Exemptions to private companies -- Sections 43 and 47
My earlier article dealt with procedural exemptions to private companies in the Companies Act, 2013. In this article, I deal with the exemptions relating to Sections 43 and 47.
Non-applicability of Sections 43 and 47
Section 43 deals with the kinds of share capital. The section provides for the different types of share capital and for preference shareholders’ rights during the winding up of the company.
Section 43 has to be read in conjunction with the corresponding rules, specifically, Rule 4 of the Companies (Share Capital and Debenture) Rules, 2014, which deals with equity shares with differential rights.
Among others, the rule provides for certain pre-requisites for issuing shares with differential voting rights, such as that the company should have (i) a consistent track record of distributable profits for the last three years, (ii) not defaulted on dividend payments to preference shareholders or any term loan repayment to a public financial institution among others, and (iii) not been penalized in the last three years by a court, a tribunal, the RBI, the SEBI or any of the other specified sectoral regulators.
The exemption notification provides that this section shall not apply to a private company where its Articles of Association (AoA) provide that this section is inapplicable.
The simplest interpretation of this exemption could be that none of the pre-requisites for the issue of shares with differential voting rights need apply to a private company. So technically, a private company which has defaulted on dividend payments to preference shareholders is allowed to issue equity shares with differential rights.
Further, the AoA could also provide that preference shareholders need not have any right to participate if the company is being wound up. While this is theoretically possible, it would be commercially unviable for a preference shareholder to subscribe to preference shares that do not have priority in winding up.

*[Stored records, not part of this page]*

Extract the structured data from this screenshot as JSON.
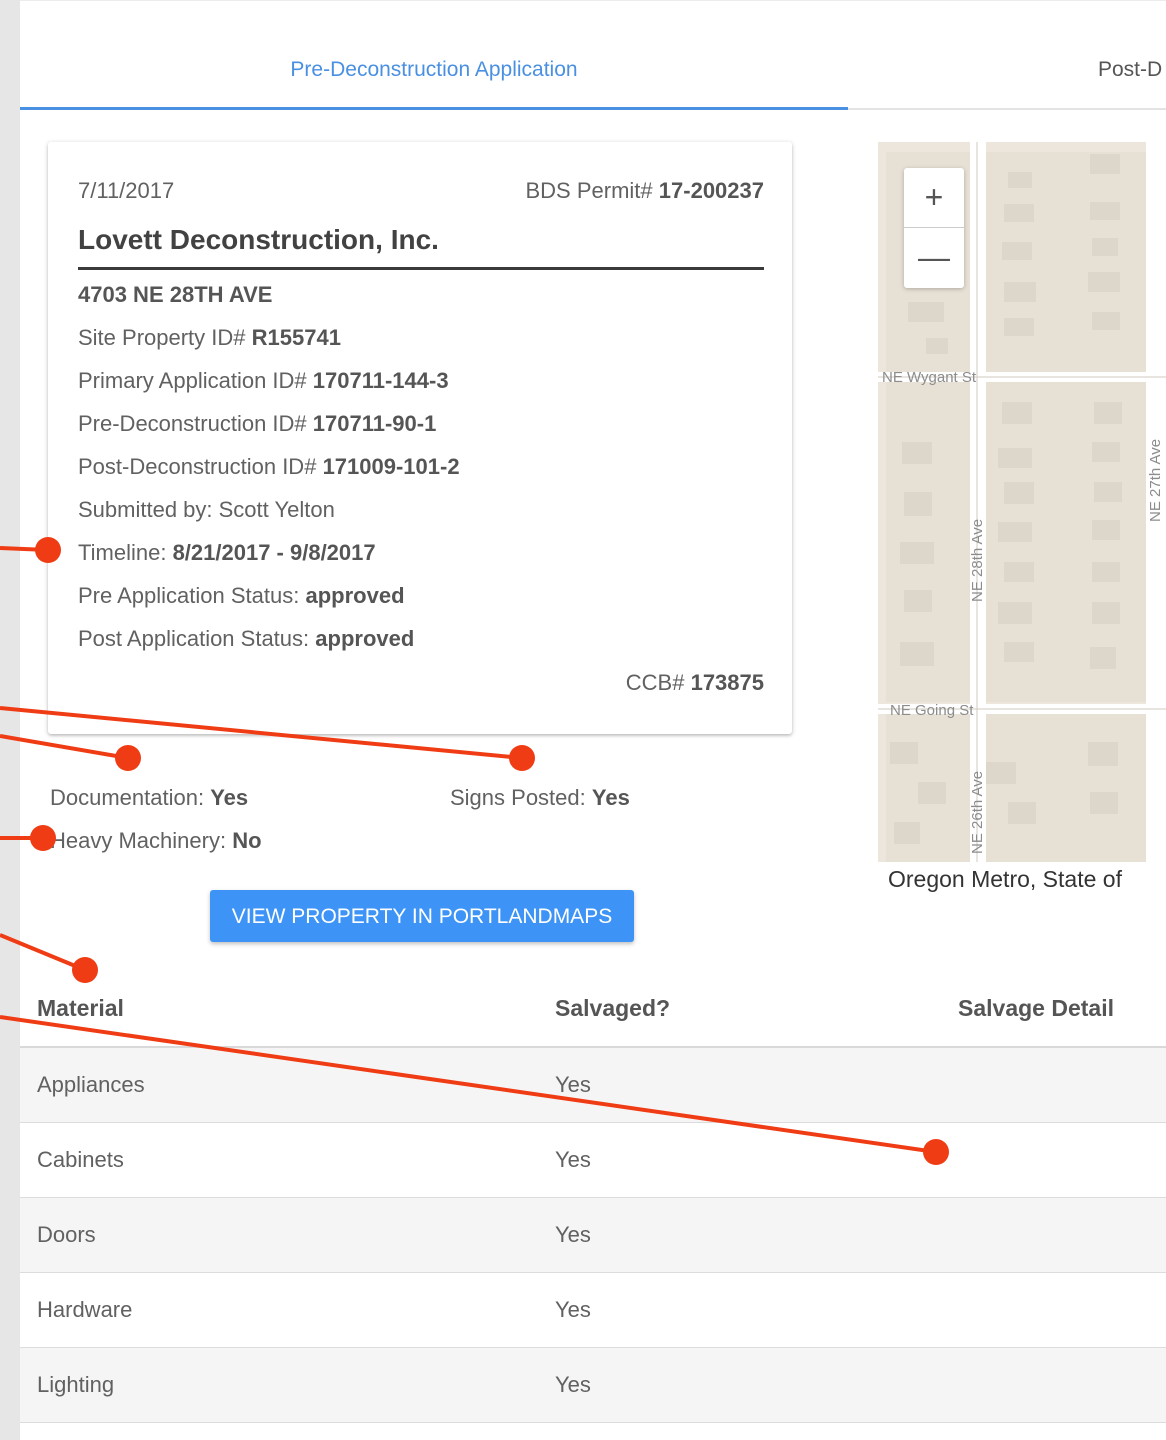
{
  "tabs": [
    {
      "label": "Pre-Deconstruction Application",
      "active": true
    },
    {
      "label": "Post-D",
      "active": false
    }
  ],
  "card": {
    "date": "7/11/2017",
    "permit_label": "BDS Permit#",
    "permit_value": "17-200237",
    "company": "Lovett Deconstruction, Inc.",
    "address": "4703 NE 28TH AVE",
    "site_property_label": "Site Property ID#",
    "site_property_value": "R155741",
    "primary_app_label": "Primary Application ID#",
    "primary_app_value": "170711-144-3",
    "pre_decon_label": "Pre-Deconstruction ID#",
    "pre_decon_value": "170711-90-1",
    "post_decon_label": "Post-Deconstruction ID#",
    "post_decon_value": "171009-101-2",
    "submitted_by": "Submitted by: Scott Yelton",
    "timeline_label": "Timeline:",
    "timeline_value": "8/21/2017 - 9/8/2017",
    "pre_status_label": "Pre Application Status:",
    "pre_status_value": "approved",
    "post_status_label": "Post Application Status:",
    "post_status_value": "approved",
    "ccb_label": "CCB#",
    "ccb_value": "173875"
  },
  "details": {
    "documentation_label": "Documentation:",
    "documentation_value": "Yes",
    "signs_label": "Signs Posted:",
    "signs_value": "Yes",
    "machinery_label": "Heavy Machinery:",
    "machinery_value": "No"
  },
  "button": {
    "label": "VIEW PROPERTY IN PORTLANDMAPS"
  },
  "map": {
    "zoom_in": "+",
    "zoom_out": "—",
    "attribution": "Oregon Metro, State of",
    "streets": {
      "wygant": "NE Wygant St",
      "going": "NE Going St",
      "ave28": "NE 28th Ave",
      "ave27": "NE 27th Ave",
      "ave26": "NE 26th Ave"
    }
  },
  "table": {
    "headers": {
      "material": "Material",
      "salvaged": "Salvaged?",
      "detail": "Salvage Detail"
    },
    "rows": [
      {
        "material": "Appliances",
        "salvaged": "Yes"
      },
      {
        "material": "Cabinets",
        "salvaged": "Yes"
      },
      {
        "material": "Doors",
        "salvaged": "Yes"
      },
      {
        "material": "Hardware",
        "salvaged": "Yes"
      },
      {
        "material": "Lighting",
        "salvaged": "Yes"
      }
    ]
  },
  "colors": {
    "accent": "#4a90e2",
    "button": "#3d94f6",
    "annotation": "#f03c14"
  }
}
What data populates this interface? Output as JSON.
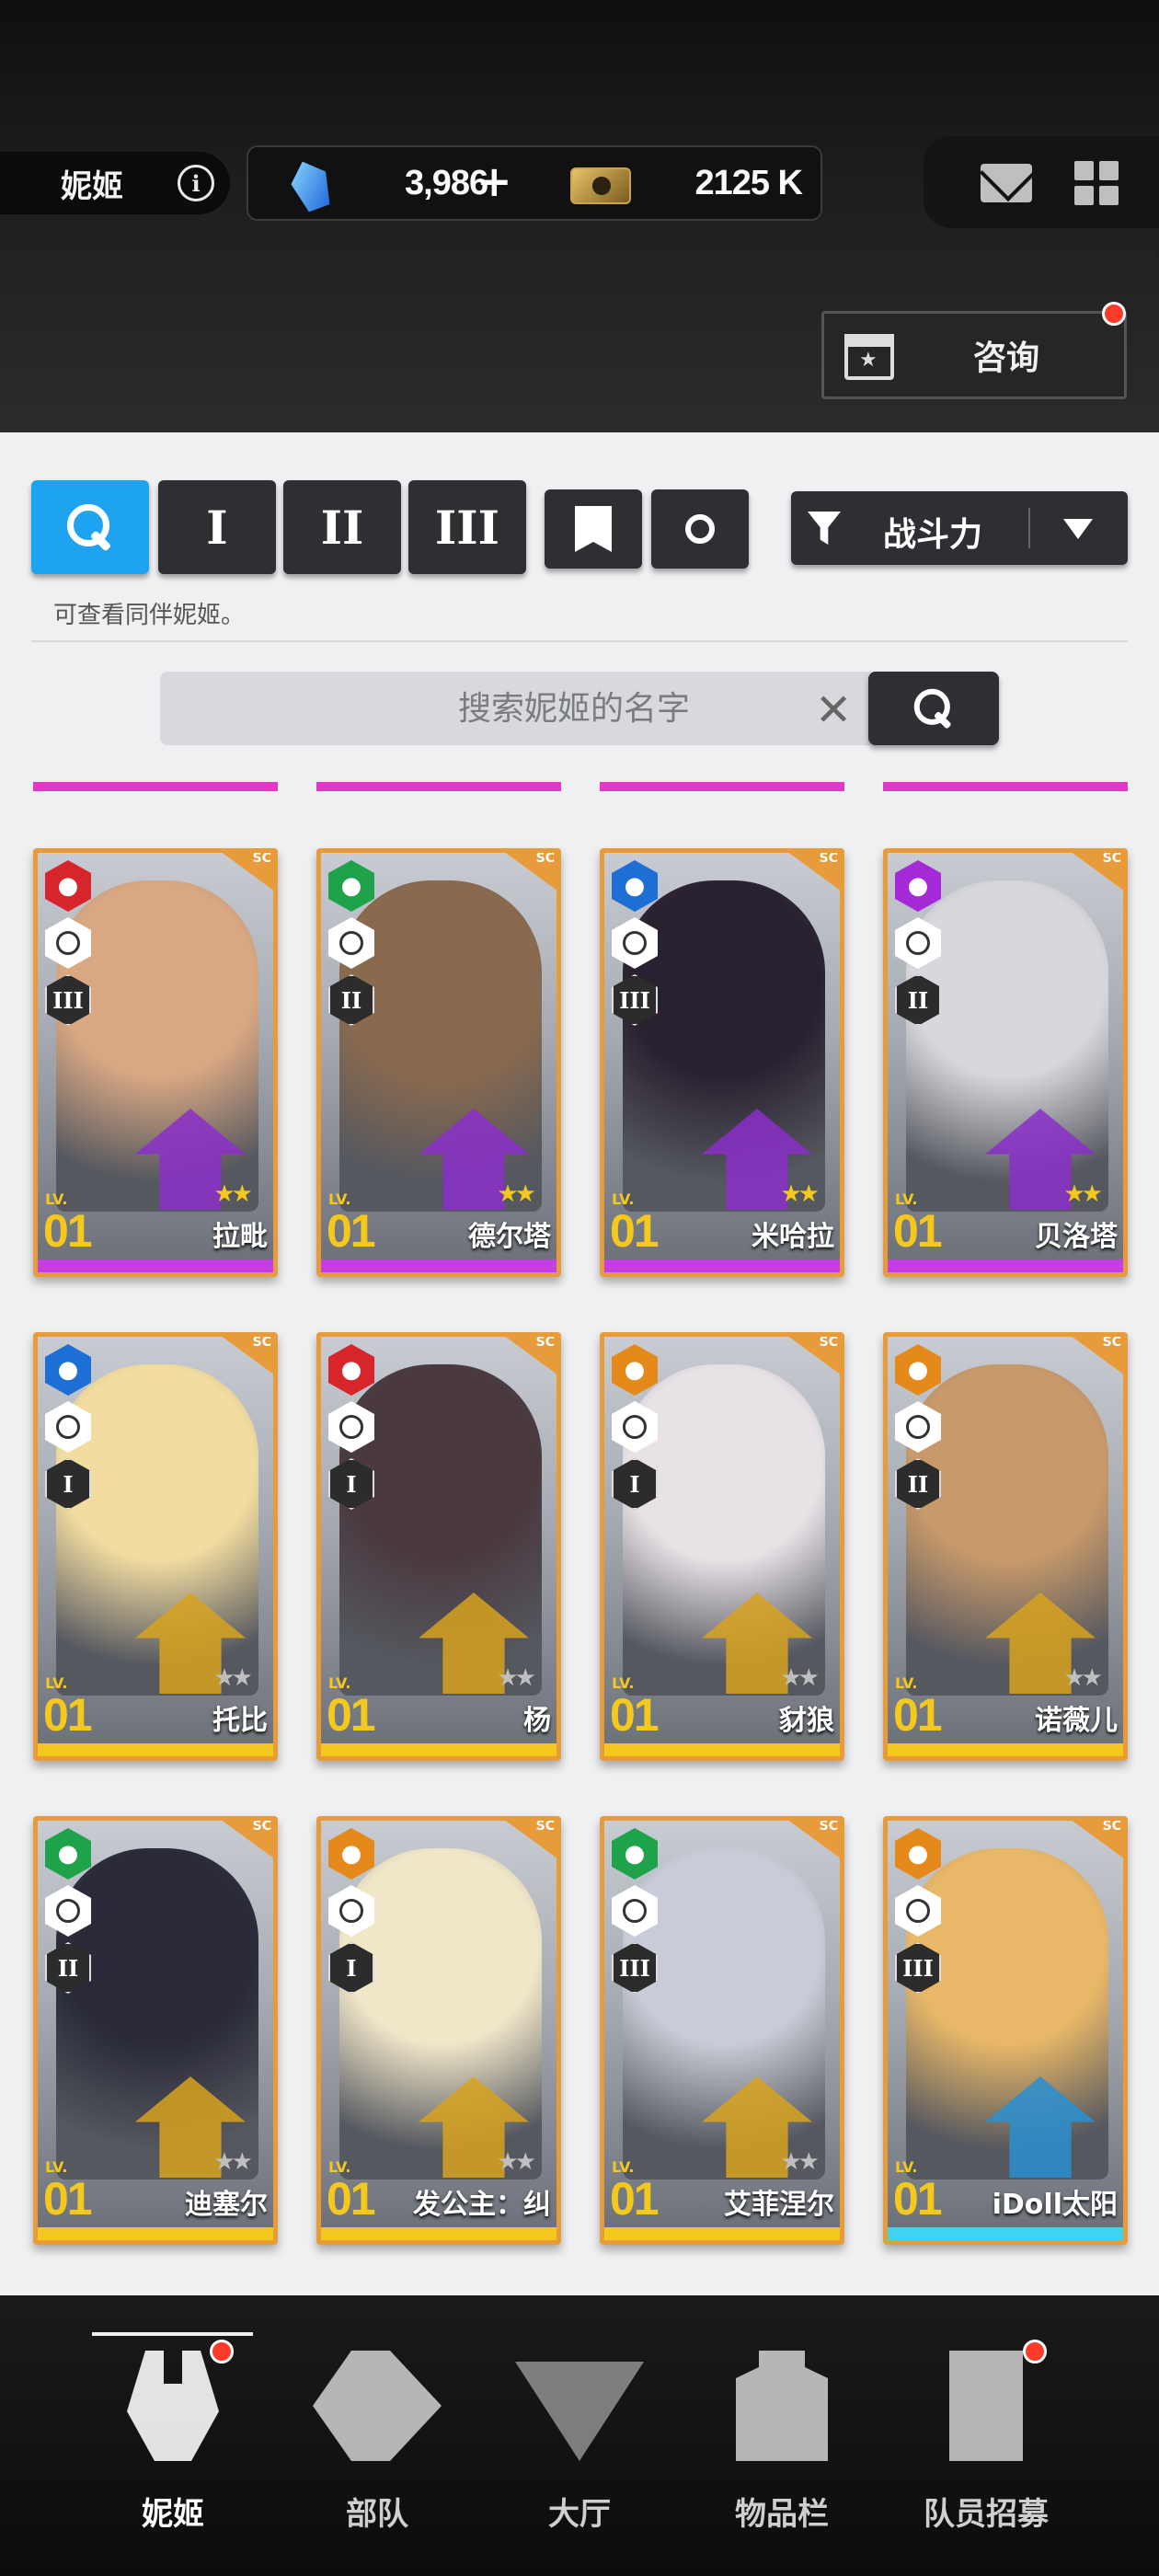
{
  "header": {
    "player_name": "妮姬",
    "gems": "3,986",
    "gem_add": "+",
    "credits": "2125 K",
    "consult_label": "咨询"
  },
  "filters": {
    "burst_1": "I",
    "burst_2": "II",
    "burst_3": "III",
    "sort_label": "战斗力",
    "hint": "可查看同伴妮姬。"
  },
  "search": {
    "placeholder": "搜索妮姬的名字",
    "clear": "✕"
  },
  "colors": {
    "accent_blue": "#1da3f0",
    "card_border": "#e79b3a",
    "ssr_bar": "#c43de6",
    "sr_bar": "#f4c81d",
    "r_bar": "#3fd3f3"
  },
  "cards": [
    {
      "name": "拉毗",
      "level": "01",
      "lv_label": "LV.",
      "element": "fire-icon",
      "burst": "III",
      "rarity": "SSR",
      "stars": "★★"
    },
    {
      "name": "德尔塔",
      "level": "01",
      "lv_label": "LV.",
      "element": "wind-icon",
      "burst": "II",
      "rarity": "SSR",
      "stars": "★★"
    },
    {
      "name": "米哈拉",
      "level": "01",
      "lv_label": "LV.",
      "element": "water-icon",
      "burst": "III",
      "rarity": "SSR",
      "stars": "★★"
    },
    {
      "name": "贝洛塔",
      "level": "01",
      "lv_label": "LV.",
      "element": "electric-icon",
      "burst": "II",
      "rarity": "SSR",
      "stars": "★★"
    },
    {
      "name": "托比",
      "level": "01",
      "lv_label": "LV.",
      "element": "water-icon",
      "burst": "I",
      "rarity": "SR",
      "stars": "★★"
    },
    {
      "name": "杨",
      "level": "01",
      "lv_label": "LV.",
      "element": "fire-icon",
      "burst": "I",
      "rarity": "SR",
      "stars": "★★"
    },
    {
      "name": "豺狼",
      "level": "01",
      "lv_label": "LV.",
      "element": "iron-icon",
      "burst": "I",
      "rarity": "SR",
      "stars": "★★"
    },
    {
      "name": "诺薇儿",
      "level": "01",
      "lv_label": "LV.",
      "element": "iron-icon",
      "burst": "II",
      "rarity": "SR",
      "stars": "★★"
    },
    {
      "name": "迪塞尔",
      "level": "01",
      "lv_label": "LV.",
      "element": "wind-icon",
      "burst": "II",
      "rarity": "SR",
      "stars": "★★"
    },
    {
      "name": "发公主：纠",
      "level": "01",
      "lv_label": "LV.",
      "element": "iron-icon",
      "burst": "I",
      "rarity": "SR",
      "stars": "★★"
    },
    {
      "name": "艾菲涅尔",
      "level": "01",
      "lv_label": "LV.",
      "element": "wind-icon",
      "burst": "III",
      "rarity": "SR",
      "stars": "★★"
    },
    {
      "name": "iDoll太阳",
      "level": "01",
      "lv_label": "LV.",
      "element": "iron-icon",
      "burst": "III",
      "rarity": "R",
      "stars": ""
    }
  ],
  "nav": [
    {
      "label": "妮姬",
      "icon": "nikke-icon"
    },
    {
      "label": "部队",
      "icon": "squad-icon"
    },
    {
      "label": "大厅",
      "icon": "lobby-icon"
    },
    {
      "label": "物品栏",
      "icon": "inventory-icon"
    },
    {
      "label": "队员招募",
      "icon": "recruit-icon"
    }
  ]
}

Section 47deals with the voting rights, and provides that every member having an equity share has the right to vote in proportion to his share. I urge the reader to please read these sections to have a better understanding of the provisions. Exempting private companies could mean that an equity shareholder need not have the right to vote at all, or a vote that is not in proportion to his shareholding.
In many venture capital and private equity investments, investors hold a higher number of preference shares and a smaller portion of the equity shares. In a round of funding by investor/s, the AoA can be amended to state that the investors can have a greater voting right for important matters of the company. Of course, in any case, all the important matters are already covered as ‘an affirmative vote item’ in most cases. (Affirmative vote items are items over which the investors have a definite vote without which the company cannot proceed, for example any merger or acquisition, or any purchase of property over a certain threshold, etc. can only be effected with the approval of the investor.)
The extent to which the new Act coincides with the Companies Act, 1956, post the introduction of these exemptions is quite clear.